Acıbadem Üniversitesi Tıp Fakültesi Dekanı ve Acıbadem Üniversitesi Tıp Fakültesi Çocuk Sağlığı ve Hastalıkları Anabilim Dalı’nda Çocuk Genetik Hastalıkları Bilim Dalı’nın Kurucusu Prof. Dr. Yasemin Alanay, nadir hastalıkların yüzde 75’inin çocukları etkilediğini belirterek “Böylesine önemli bir toplumsal soruna eğilmek üniversite olarak bizim sorumluluğumuz. Bu vesileyle Acıbadem Üniversitesi kampüsünde sizleri bir araya getirdiğim için çok mutluyum. Yıllar önce uzmanlık eğitimimi tamamlarken tez konum genetik ile ilgiliydi. Birbuçuk yıl boyunca yaklaşık 300’e yakın Down Sendromlu çocuğun aileleriyle tanıştım ve bende çok derin iz bıraktı. Kitaplarda yazan, bizlerin ‘şu görülür, bu görülür’ dediğimiz her türlü tıbbi durumun aslında arka planında ve çocuğun içinde bulunduğu ev ortamında yaşanmışlığının kitapta yazanlardan çok daha farklı olduğunu gördüm. Benim için sonradan aldığım bir eğitim oldu” diye konuştu. ‘Nadir’ hastası bulunan her ailenin sorunu kendi içinde farklı şekillerde yaşadığını belirten Prof. Dr. Yasemin Alanay, “Bu yıl üniversitemizde Nadir Hastalıklar ve Yetim İlaçlar Merkezi kurulacak ve bu merkez belki de sizlerin ulaşabileceğiniz bir başvuru noktası görevi de üstlenebilir diye düşünüyorum” diye konuştu.

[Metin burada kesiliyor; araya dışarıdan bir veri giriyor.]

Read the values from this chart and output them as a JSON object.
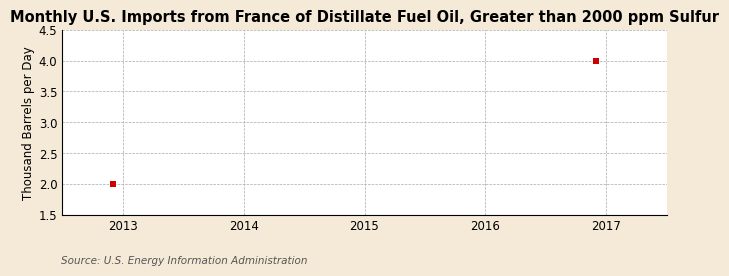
{
  "title": "Monthly U.S. Imports from France of Distillate Fuel Oil, Greater than 2000 ppm Sulfur",
  "ylabel": "Thousand Barrels per Day",
  "source": "Source: U.S. Energy Information Administration",
  "figure_background_color": "#f5ead8",
  "plot_background_color": "#ffffff",
  "data_points_x": [
    2012.917,
    2016.917
  ],
  "data_points_y": [
    2.0,
    4.0
  ],
  "point_color": "#cc0000",
  "point_marker": "s",
  "point_size": 4,
  "xlim": [
    2012.5,
    2017.5
  ],
  "ylim": [
    1.5,
    4.5
  ],
  "xticks": [
    2013,
    2014,
    2015,
    2016,
    2017
  ],
  "yticks": [
    1.5,
    2.0,
    2.5,
    3.0,
    3.5,
    4.0,
    4.5
  ],
  "title_fontsize": 10.5,
  "axis_fontsize": 8.5,
  "tick_fontsize": 8.5,
  "source_fontsize": 7.5,
  "grid_color": "#aaaaaa",
  "grid_linestyle": "--",
  "grid_linewidth": 0.5,
  "spine_color": "#000000",
  "spine_linewidth": 0.8
}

“Multidisipliner tanı ve tedavi merkezi” çağrısı
Toplantıya; kafa sallayan, göz kırpıştıran hatta kanat çırpan TİK/ Tourette Sendromu’ndan bembeyaz tenleri ve bembeyaz saçlarıyla dikkat çeken Albinizm’e, bir hastalık değil genetik farklılık olan Down Sendromu’ndan Kistik Fibrozis Yardımlaşma ve Dayanışma Derneği’ne, Mukopalisakkaridoz ve Lizozomal Depo Hastalıkları (MPS) Derneği’nden Fenilketonüri Aile Derneği ile Türkiye Spastik Çocuklar Vakfı’na dek birçok nadir hastalığın temsilcileri katıldı. Nadir hastaların sorunlarını, beklentilerini ve ortak umudunu paylaşan katılımcılar; nadir hastalıkların tanı ve tedavisinin multidisipliner yaklaşım gerektirdiğini vurgulayarak ülkemizde acilen özellikli tanı ve tedavi merkezleri kurulmasına yönelik çağrıda bulundular.
Oyuncu Kubilay Güleçoğlu: “Hastalığım anlaşılmamıştı, çok zorluk yaşadım”
Sempozyumda konuşan Acıbadem Üniversitesi Tıp Fakültesi son sınıf öğrencisi İnt. Dr. Bekir Artukoğlu, tıp öğrencilerinin nadir hastalıklara yönelik mevcut sorunlar ve gelecek için yapabileceklerini anlatırken “Nadir hastalıkları olan bireyleri güçlendirmeye yönelik çalışmalarımız sürüyor. Örneğin TİK/ Tourette Sendromuna yönelik araştırmalarım kapsamında ABD’de 5 ay boyunca TİK kliniklerinde çalışma imkanı buldum. Ülkemizde gerek bu kişilere karşı anlayış, saygı, gerekse kabul, farkındalık ve tedavi açısından ABD’ye göre büyük bir eksiklik olduğunu gördüm” diye konuştu. Acemi Cadı ve Kanıt dizilerindeki rolleriyle tanınan ve TİK/ Tourette Sendromu Gönüllüleri Gençlik Temsilcisi Kubilay Güleçoğlu da konuşmasında, henüz ilkokul öğrencisi iken kendisinde TİK/ Tourette Sendromu anlaşılamadığı için tiklerinden dolayı zorluk yaşadığını belirterek, kimi zaman güldüren ama her bir kelimesinde düşündüren anılarından paylaştı. Güleçoğlu “TİK/ Tourette Sendromu olan hastalar gerek uçar gibi kanat çırpıyorlar, gerek gözlerini sık sık istemsiz kırpıştırmadan duramıyorlar, gerek küfür ediyorlar. Çok daha fazla olumsuz tiklerle mücadele ediyorlar. Bu zorlukları başka çocukların da yaşamaması için Tik/Tourette Sendromu Gönüllüleri arasında yer alıyorum. Artık birçok tikimi kontrol altına almayı başardım” diye konuştu.